Shape-controlled synthesis of β-In2S3 nanocrystals and their lithium storage properties

Abstract

The ability to control the shape and morphology of inorganic nanocrystals (NCs) is essential to the development of various NC-based functional devices. Here we report the shape-controlled synthesis of β-In₂S₃ NCs and elucidate how the NC shape and morphology affect their lithium storage properties when used as anode materials in lithium-ion batteries. Three representative types of β-In₂S₃ NCs with precisely-controlled morphologies, including one-dimensional (1D) nanotubes, 2D nanosheets, and 3D nanoflowers, are synthesized by a ligand-assisted route under similar reaction conditions.
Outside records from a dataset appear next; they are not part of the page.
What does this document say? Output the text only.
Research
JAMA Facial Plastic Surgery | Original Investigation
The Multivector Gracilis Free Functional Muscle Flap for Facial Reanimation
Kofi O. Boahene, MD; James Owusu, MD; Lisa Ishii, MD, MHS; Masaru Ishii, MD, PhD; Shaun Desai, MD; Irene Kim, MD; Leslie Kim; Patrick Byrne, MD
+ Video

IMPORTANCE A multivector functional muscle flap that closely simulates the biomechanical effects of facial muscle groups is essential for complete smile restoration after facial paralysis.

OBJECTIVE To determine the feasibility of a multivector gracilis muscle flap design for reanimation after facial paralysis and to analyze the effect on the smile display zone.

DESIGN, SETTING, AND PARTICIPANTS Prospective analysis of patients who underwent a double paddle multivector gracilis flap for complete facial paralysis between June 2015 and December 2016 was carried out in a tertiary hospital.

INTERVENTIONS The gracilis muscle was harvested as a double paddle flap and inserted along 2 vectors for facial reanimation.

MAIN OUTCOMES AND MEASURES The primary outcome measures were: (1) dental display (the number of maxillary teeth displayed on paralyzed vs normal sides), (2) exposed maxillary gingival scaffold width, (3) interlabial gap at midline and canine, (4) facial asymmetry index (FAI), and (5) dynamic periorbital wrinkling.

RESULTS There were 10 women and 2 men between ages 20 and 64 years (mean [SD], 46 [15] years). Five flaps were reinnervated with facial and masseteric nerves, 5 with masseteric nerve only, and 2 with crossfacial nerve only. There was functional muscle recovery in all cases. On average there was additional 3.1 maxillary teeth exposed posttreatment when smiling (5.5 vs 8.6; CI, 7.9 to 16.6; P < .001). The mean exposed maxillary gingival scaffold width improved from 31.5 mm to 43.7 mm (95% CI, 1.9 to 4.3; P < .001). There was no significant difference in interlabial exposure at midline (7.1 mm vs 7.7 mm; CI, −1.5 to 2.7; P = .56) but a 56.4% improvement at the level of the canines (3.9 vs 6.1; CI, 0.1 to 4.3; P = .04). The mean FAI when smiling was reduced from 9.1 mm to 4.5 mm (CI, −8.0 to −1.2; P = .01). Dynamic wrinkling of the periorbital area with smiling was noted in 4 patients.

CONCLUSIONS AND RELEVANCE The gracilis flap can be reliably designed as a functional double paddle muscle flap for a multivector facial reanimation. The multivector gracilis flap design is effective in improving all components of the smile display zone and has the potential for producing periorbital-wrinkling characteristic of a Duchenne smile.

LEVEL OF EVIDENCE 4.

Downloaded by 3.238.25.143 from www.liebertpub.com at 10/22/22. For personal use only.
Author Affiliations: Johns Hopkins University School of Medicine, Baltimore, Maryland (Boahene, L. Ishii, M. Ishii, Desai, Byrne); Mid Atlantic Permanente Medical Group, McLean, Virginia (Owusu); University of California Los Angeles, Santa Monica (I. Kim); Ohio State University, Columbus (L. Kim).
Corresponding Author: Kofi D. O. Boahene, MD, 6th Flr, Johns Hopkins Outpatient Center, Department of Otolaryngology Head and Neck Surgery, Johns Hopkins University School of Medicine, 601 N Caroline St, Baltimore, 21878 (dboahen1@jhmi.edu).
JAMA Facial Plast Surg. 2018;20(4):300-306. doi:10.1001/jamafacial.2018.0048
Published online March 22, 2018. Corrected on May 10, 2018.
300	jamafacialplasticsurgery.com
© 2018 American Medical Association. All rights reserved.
Mild thermal treatment converts the organic ligands attached to the NC surface into a conformal carbon-coating layer while preserving the NC shape, resulting in In₂S₃/C nanocomposites having similar carbon contents irrespective of their shape. This, combined with identical electrode formulation and test procedures, allows us to probe the influence of shape on the electrochemical performance of In₂S₃ NCs. Compared with 1D nanotubes and 3D nanoflowers, 2D In₂S₃ nanosheets exhibit significantly higher capacities and rate capabilities, which is primarily attributed to their unique 2D layered structures.